For the first time since the Indian government announced that it was revoking Jammu and Kashmir state’s rights to set some of its own laws, police vans didn’t announce imposition of a virtual curfew in Srinagar. The authorities deny there has been a curfew in the past two weeks but on many occasions people have been ordered to stay indoors.
India’s UN Ambassador Syed Akbaruddin said the decision over Kashmir’s status was an internal matter and that the country was committed to ensuring the situation remained “calm and peaceful.”
The Jammu and Kashmir government said that restrictions had been lifted by 35 of the 100 or so police stations across the Kashmir Valley, though it was not immediately clear what this meant.

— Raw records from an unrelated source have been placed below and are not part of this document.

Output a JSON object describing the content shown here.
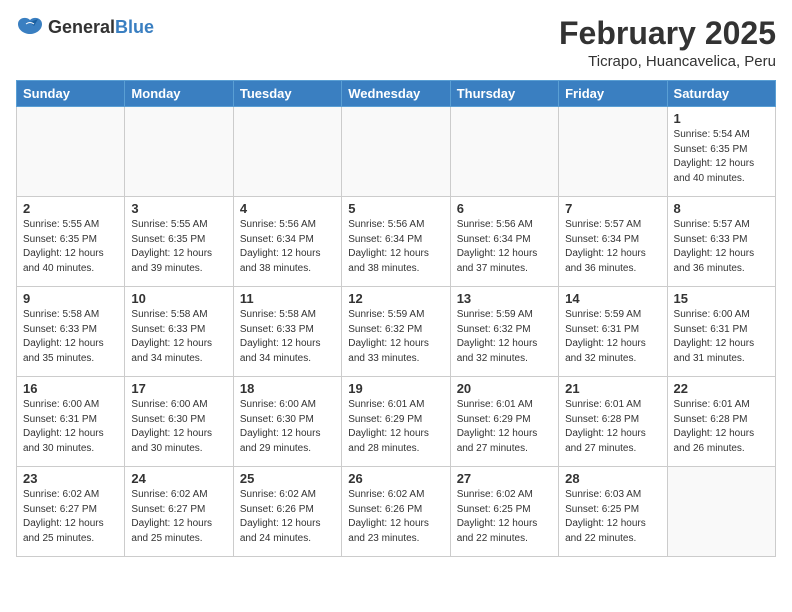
{
  "logo": {
    "general": "General",
    "blue": "Blue"
  },
  "header": {
    "month": "February 2025",
    "location": "Ticrapo, Huancavelica, Peru"
  },
  "weekdays": [
    "Sunday",
    "Monday",
    "Tuesday",
    "Wednesday",
    "Thursday",
    "Friday",
    "Saturday"
  ],
  "weeks": [
    [
      {
        "day": "",
        "info": ""
      },
      {
        "day": "",
        "info": ""
      },
      {
        "day": "",
        "info": ""
      },
      {
        "day": "",
        "info": ""
      },
      {
        "day": "",
        "info": ""
      },
      {
        "day": "",
        "info": ""
      },
      {
        "day": "1",
        "info": "Sunrise: 5:54 AM\nSunset: 6:35 PM\nDaylight: 12 hours\nand 40 minutes."
      }
    ],
    [
      {
        "day": "2",
        "info": "Sunrise: 5:55 AM\nSunset: 6:35 PM\nDaylight: 12 hours\nand 40 minutes."
      },
      {
        "day": "3",
        "info": "Sunrise: 5:55 AM\nSunset: 6:35 PM\nDaylight: 12 hours\nand 39 minutes."
      },
      {
        "day": "4",
        "info": "Sunrise: 5:56 AM\nSunset: 6:34 PM\nDaylight: 12 hours\nand 38 minutes."
      },
      {
        "day": "5",
        "info": "Sunrise: 5:56 AM\nSunset: 6:34 PM\nDaylight: 12 hours\nand 38 minutes."
      },
      {
        "day": "6",
        "info": "Sunrise: 5:56 AM\nSunset: 6:34 PM\nDaylight: 12 hours\nand 37 minutes."
      },
      {
        "day": "7",
        "info": "Sunrise: 5:57 AM\nSunset: 6:34 PM\nDaylight: 12 hours\nand 36 minutes."
      },
      {
        "day": "8",
        "info": "Sunrise: 5:57 AM\nSunset: 6:33 PM\nDaylight: 12 hours\nand 36 minutes."
      }
    ],
    [
      {
        "day": "9",
        "info": "Sunrise: 5:58 AM\nSunset: 6:33 PM\nDaylight: 12 hours\nand 35 minutes."
      },
      {
        "day": "10",
        "info": "Sunrise: 5:58 AM\nSunset: 6:33 PM\nDaylight: 12 hours\nand 34 minutes."
      },
      {
        "day": "11",
        "info": "Sunrise: 5:58 AM\nSunset: 6:33 PM\nDaylight: 12 hours\nand 34 minutes."
      },
      {
        "day": "12",
        "info": "Sunrise: 5:59 AM\nSunset: 6:32 PM\nDaylight: 12 hours\nand 33 minutes."
      },
      {
        "day": "13",
        "info": "Sunrise: 5:59 AM\nSunset: 6:32 PM\nDaylight: 12 hours\nand 32 minutes."
      },
      {
        "day": "14",
        "info": "Sunrise: 5:59 AM\nSunset: 6:31 PM\nDaylight: 12 hours\nand 32 minutes."
      },
      {
        "day": "15",
        "info": "Sunrise: 6:00 AM\nSunset: 6:31 PM\nDaylight: 12 hours\nand 31 minutes."
      }
    ],
    [
      {
        "day": "16",
        "info": "Sunrise: 6:00 AM\nSunset: 6:31 PM\nDaylight: 12 hours\nand 30 minutes."
      },
      {
        "day": "17",
        "info": "Sunrise: 6:00 AM\nSunset: 6:30 PM\nDaylight: 12 hours\nand 30 minutes."
      },
      {
        "day": "18",
        "info": "Sunrise: 6:00 AM\nSunset: 6:30 PM\nDaylight: 12 hours\nand 29 minutes."
      },
      {
        "day": "19",
        "info": "Sunrise: 6:01 AM\nSunset: 6:29 PM\nDaylight: 12 hours\nand 28 minutes."
      },
      {
        "day": "20",
        "info": "Sunrise: 6:01 AM\nSunset: 6:29 PM\nDaylight: 12 hours\nand 27 minutes."
      },
      {
        "day": "21",
        "info": "Sunrise: 6:01 AM\nSunset: 6:28 PM\nDaylight: 12 hours\nand 27 minutes."
      },
      {
        "day": "22",
        "info": "Sunrise: 6:01 AM\nSunset: 6:28 PM\nDaylight: 12 hours\nand 26 minutes."
      }
    ],
    [
      {
        "day": "23",
        "info": "Sunrise: 6:02 AM\nSunset: 6:27 PM\nDaylight: 12 hours\nand 25 minutes."
      },
      {
        "day": "24",
        "info": "Sunrise: 6:02 AM\nSunset: 6:27 PM\nDaylight: 12 hours\nand 25 minutes."
      },
      {
        "day": "25",
        "info": "Sunrise: 6:02 AM\nSunset: 6:26 PM\nDaylight: 12 hours\nand 24 minutes."
      },
      {
        "day": "26",
        "info": "Sunrise: 6:02 AM\nSunset: 6:26 PM\nDaylight: 12 hours\nand 23 minutes."
      },
      {
        "day": "27",
        "info": "Sunrise: 6:02 AM\nSunset: 6:25 PM\nDaylight: 12 hours\nand 22 minutes."
      },
      {
        "day": "28",
        "info": "Sunrise: 6:03 AM\nSunset: 6:25 PM\nDaylight: 12 hours\nand 22 minutes."
      },
      {
        "day": "",
        "info": ""
      }
    ]
  ]
}
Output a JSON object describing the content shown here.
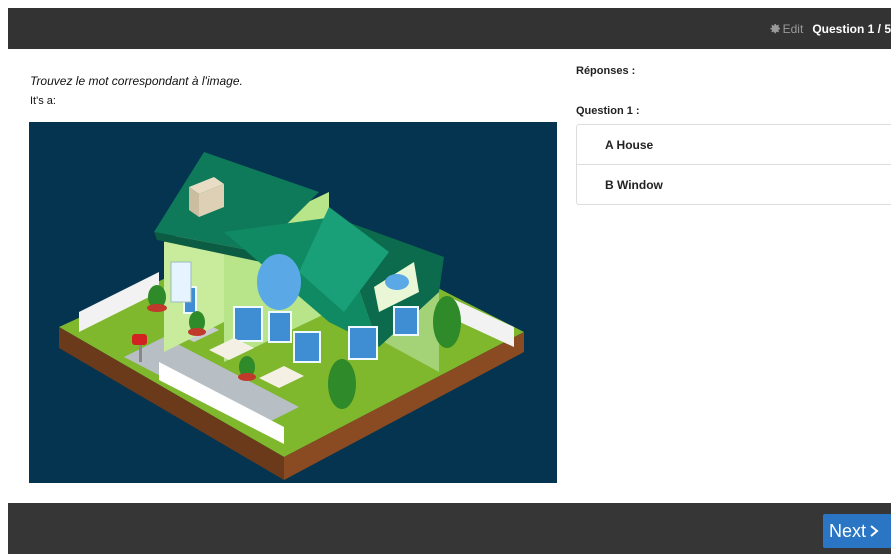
{
  "header": {
    "edit_label": "Edit",
    "edit_icon": "gear-icon",
    "question_counter": "Question 1 / 5"
  },
  "main": {
    "instruction": "Trouvez le mot correspondant à l'image.",
    "prompt": "It's a:",
    "image": "isometric-house-illustration"
  },
  "answers": {
    "title": "Réponses :",
    "question_label": "Question 1 :",
    "options": [
      {
        "letter": "A",
        "text": "House",
        "label": "A House"
      },
      {
        "letter": "B",
        "text": "Window",
        "label": "B Window"
      }
    ]
  },
  "footer": {
    "next_label": "Next",
    "next_icon": "chevron-right-icon"
  },
  "colors": {
    "topbar": "#333333",
    "bottombar": "#363636",
    "image_bg": "#04344f",
    "next_button": "#2a76c4"
  }
}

It said that most of the telephone exchanges for fixed-line phones will be working by Sunday night. In the Jammu area, which is mainly Hindu, mobile services have been restored in some districts.
Despite the relaxation, the situation is still far from normal in Kashmir.
There is still a lockdown in much of the region, including in some parts of Srinagar and in sensitive major towns. There is also no clear indication about when internet and cellphone links will be restored across the region.
Meanwhile, more than 500 political or community leaders and activists remain in detention, some of them having been flown to prisons outside the state.
Some private vehicles were out on major roads in Srinagar on Saturday but the city’s old quarter, long a centre for protests, was deserted, witnesses said. Shops, even grocery stores, remained closed in that area.
The landlines have been restored in some wealthier areas of Srinagar, and in a district near the airport.